Mit dieser Darstellung hat das Ministerium einen Punkt. Die Wirtschaft läuft schwächer als erwartet, auch Bürgergeldbezieher ohne Fluchthintergrund haben es da auf dem Arbeitsmarkt schwerer. Hinzu kommt: Viele der Ukrainer sind Mütter, die alleine mit ihren kleinen Kindern nach Deutschland geflohen sind. Selbst wenn sie wollten, können sie häufig keine Arbeit aufnehmen – weil es an Betreuungsangeboten fehlt.
Und tatsächlich wächst die Gesamtzahl der Ukrainer, die in Deutschland arbeiten, dennoch kontinuierlich an. Die jüngsten Zahlen, die das zeigen, stammen vom März, damals waren 184.500 Ukrainer in Deutschland regulär beschäftigt, hinzu kamen 46.900, die einer geringfügigen Beschäftigung nachgingen. Macht in Summe 231.400 Ukrainer, die hierzulande arbeiten – fast zweieinhalbmal so viele wie vor einem Jahr.
Was die Statistiken aber auch zeigen: Weil immer wieder neue Menschen aus der Ukraine ankommen, steigt die Beschäftigungsquote über die Zeit kaum an. Den März-Zahlen zufolge hatte gerade einmal jeder vierte Ukrainer (26,5 Prozent) einen Job. Vor mehr als zwei Jahren bei Ausbruch des Krieges im März 2022 als noch deutlich weniger Geflüchtete hier lebten, lag die Quote bei knapp 20 Prozent.
Wie t-online aus Ampelkreisen erfuhr, soll eine Bilanz des „Jobturbos“ gen Ende des Sommers gezogen werden. Bis dahin, so die Hoffnung, ist noch ein bisschen Zeit, damit der Turbo doch noch zündet – wobei die Hoffnung längst nicht alle teilen.
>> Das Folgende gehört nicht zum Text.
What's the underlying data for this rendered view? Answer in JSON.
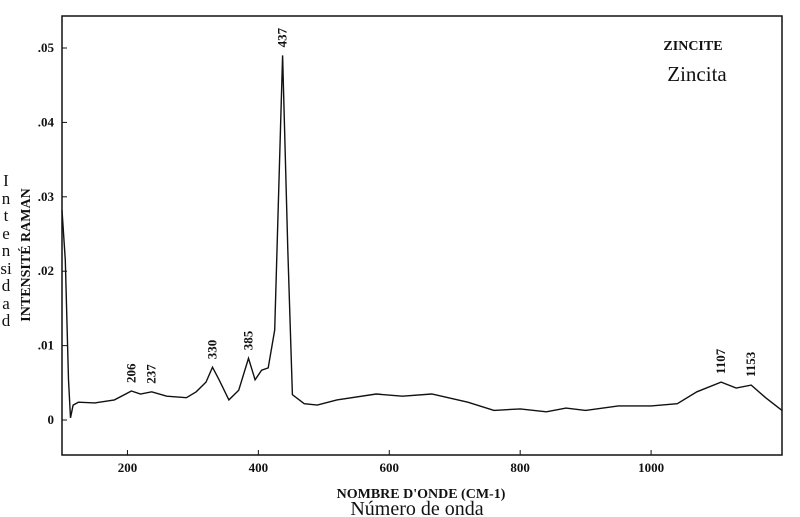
{
  "chart_data": {
    "type": "line",
    "title": "ZINCITE",
    "subtitle": "Zincita",
    "x_label": "NOMBRE D'ONDE (CM-1)",
    "x_label_translation": "Número de onda",
    "y_label": "INTENSITÉ RAMAN",
    "y_label_translation": "Intensidad",
    "x": [
      100,
      105,
      110,
      113,
      117,
      125,
      150,
      180,
      206,
      220,
      237,
      260,
      290,
      305,
      320,
      330,
      340,
      355,
      370,
      385,
      395,
      405,
      415,
      425,
      437,
      445,
      452,
      470,
      490,
      520,
      580,
      620,
      665,
      720,
      760,
      800,
      840,
      870,
      900,
      950,
      1000,
      1040,
      1070,
      1107,
      1130,
      1153,
      1175,
      1200
    ],
    "series": [
      {
        "color": "#111111",
        "values": [
          0.0282,
          0.0215,
          0.0054,
          0.0003,
          0.002,
          0.0024,
          0.0023,
          0.0027,
          0.0039,
          0.0035,
          0.0038,
          0.0032,
          0.003,
          0.0038,
          0.0051,
          0.0071,
          0.0054,
          0.0027,
          0.004,
          0.0083,
          0.0054,
          0.0067,
          0.007,
          0.0121,
          0.049,
          0.0229,
          0.0034,
          0.0022,
          0.002,
          0.0027,
          0.0035,
          0.0032,
          0.0035,
          0.0024,
          0.0013,
          0.0015,
          0.0011,
          0.0016,
          0.0013,
          0.0019,
          0.0019,
          0.0022,
          0.0038,
          0.0051,
          0.0043,
          0.0047,
          0.003,
          0.0013
        ]
      }
    ],
    "peak_labels": [
      206,
      237,
      330,
      385,
      437,
      1107,
      1153
    ],
    "xlim": [
      100,
      1200
    ],
    "ylim": [
      -0.0047,
      0.0543
    ],
    "xticks": [
      200,
      400,
      600,
      800,
      1000
    ],
    "yticks": [
      0,
      {
        "value": 0.01,
        "label": ".01"
      },
      {
        "value": 0.02,
        "label": ".02"
      },
      {
        "value": 0.03,
        "label": ".03"
      },
      {
        "value": 0.04,
        "label": ".04"
      },
      {
        "value": 0.05,
        "label": ".05"
      }
    ],
    "grid": false
  }
}
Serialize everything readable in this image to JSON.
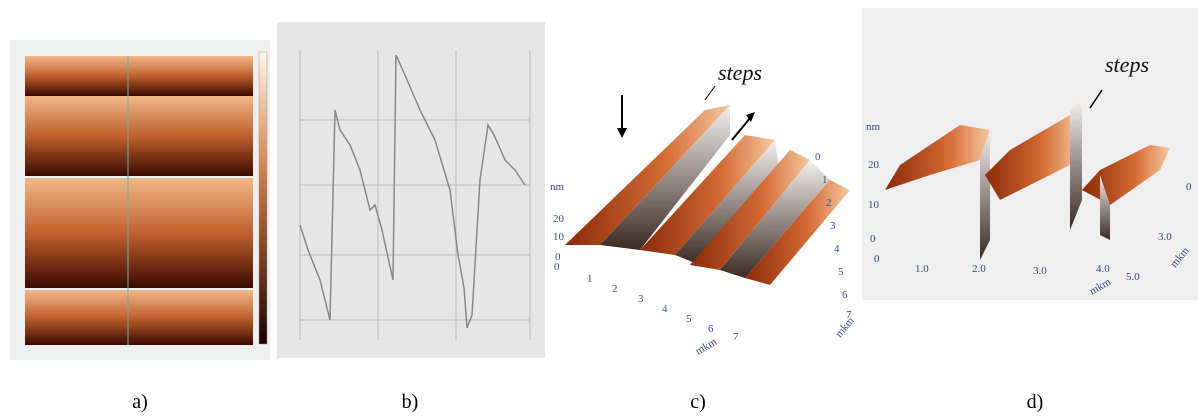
{
  "panels": [
    {
      "label": "a)"
    },
    {
      "label": "b)"
    },
    {
      "label": "c)",
      "annotation": "steps",
      "z_label": "nm",
      "z_ticks": [
        "20",
        "10",
        "0"
      ],
      "x_ticks": [
        "0",
        "1",
        "2",
        "3",
        "4",
        "5",
        "6",
        "7"
      ],
      "x_label": "mkm",
      "y_ticks": [
        "0",
        "1",
        "2",
        "3",
        "4",
        "5",
        "6",
        "7"
      ],
      "y_label": "mkm"
    },
    {
      "label": "d)",
      "annotation": "steps",
      "z_label": "nm",
      "z_ticks": [
        "20",
        "10",
        "0"
      ],
      "x_ticks": [
        "0",
        "1.0",
        "2.0",
        "3.0",
        "4.0",
        "5.0"
      ],
      "x_label": "mkm",
      "y_ticks": [
        "0",
        "3.0"
      ],
      "y_label": "mkm"
    }
  ]
}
Steffen Kampeter, Chef der Bundesvereinigung der Deutschen Arbeitgeberverbände (BDA), etwa sagte t-online: „Der ‚Jobturbo‘ ist ein Flop. Wir brauchen jetzt schnelle Erfolge bei der Fach- und Arbeitskräftesicherung. Wir müssen den Turbo für den ganzen Arbeitsmarkt zünden. Die Politik muss an allen Hebeln Hand anlegen und alle vorhandenen Potenziale mobilisieren.“
Wichtig sei in diesem Zuge auch eine Grundsanierung des Bürgergeld-Systems. Kampeter: „Wir müssen an den großen Stellschrauben drehen, sonst kommen wir nicht von der Stelle.“
Eine dieser Stellschrauben, so viel ist seit dem Wochenende klar, dürfte dabei auch die grundsätzliche Frage sein, ob ukrainische Geflüchtete weiterhin vom ersten Tag an Bürgergeld beziehen – oder zunächst Zuwendungen nach dem Asylrecht bekommen sollten. Für Letzteres macht sich die Union schon länger stark, am Sonntag schloss sich auch FDP-General Bijan Djir-Sarai der Idee an.